This set up three interesting phenomena. One, we Canadians kept on churning out booze to slake the thirst of Americans (your prohibitionists were even more demented in setting up nationwide prohibition on manufacture, distribution and sale. Two, there was still plenty of domestic demand for booze in Canada, which Canadian breweries, distilleries and wineries were all too happy to meet. Three, which had some interplay with #2, prohibition and the threat of it becoming absolute saw brewers, in particular, branch out into other non-alcoholic beverage lines.
This gets us to this marvellous O'Keefe's bottle, as is reflects phenomena two and three. As to three, these bottles were used for distilled water (for the home and hotel trades) and for syrups for ginger ale, etc., as O'Keefe expanded into the pop business as another buttress against prohibition.
So how does #2 two come into play.
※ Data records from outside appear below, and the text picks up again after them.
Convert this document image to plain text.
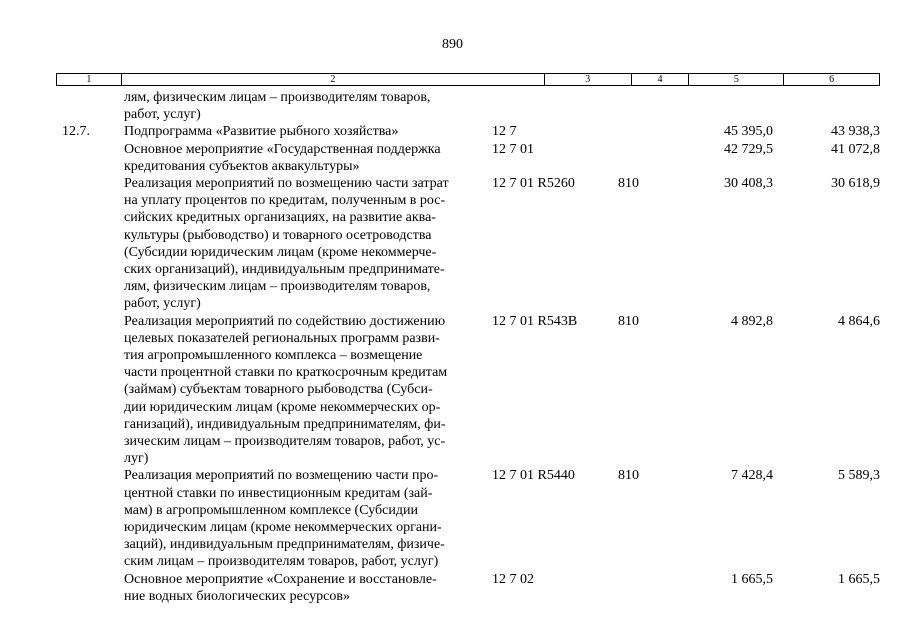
890
1	2	3	4	5	6
лям, физическим лицам – производителям товаров,
работ, услуг)
12.7.	Подпрограмма «Развитие рыбного хозяйства»	12 7	45 395,0	43 938,3
Основное мероприятие «Государственная поддержка
кредитования субъектов аквакультуры»
12 7 01	42 729,5	41 072,8
Реализация мероприятий по возмещению части затрат
на уплату процентов по кредитам, полученным в рос-
сийских кредитных организациях, на развитие аква-
культуры (рыбоводство) и товарного осетроводства
(Субсидии юридическим лицам (кроме некоммерче-
ских организаций), индивидуальным предпринимате-
лям, физическим лицам – производителям товаров,
работ, услуг)
12 7 01 R5260	810	30 408,3	30 618,9
Реализация мероприятий по содействию достижению
целевых показателей региональных программ разви-
тия агропромышленного комплекса – возмещение
части процентной ставки по краткосрочным кредитам
(займам) субъектам товарного рыбоводства (Субси-
дии юридическим лицам (кроме некоммерческих ор-
ганизаций), индивидуальным предпринимателям, фи-
зическим лицам – производителям товаров, работ, ус-
луг)
12 7 01 R543B	810	4 892,8	4 864,6
Реализация мероприятий по возмещению части про-
центной ставки по инвестиционным кредитам (зай-
мам) в агропромышленном комплексе (Субсидии
юридическим лицам (кроме некоммерческих органи-
заций), индивидуальным предпринимателям, физиче-
ским лицам – производителям товаров, работ, услуг)
12 7 01 R5440	810	7 428,4	5 589,3
Основное мероприятие «Сохранение и восстановле-
ние водных биологических ресурсов»
12 7 02	1 665,5	1 665,5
Well, O'Keefe kept on brewing and used these bottles for beer for homesales. To understand how this worked legally, some quick geography: Quebec borders Ontario and Manitoba borders Ontario. If a thirsty Ontario resident contacted contacted a sales office in either Quebec or Manitoba, then the sale was technically made outside of Ontario and thus the beer could be shipped directly to the home from O'Keefe's brewery in Toronto. Once bordering provinces closed the sales loopholes in their own prohibitory laws, then, quite simply, the beer was shipped illegally to home buyers.
So there you have, a lot of history in one large bottle.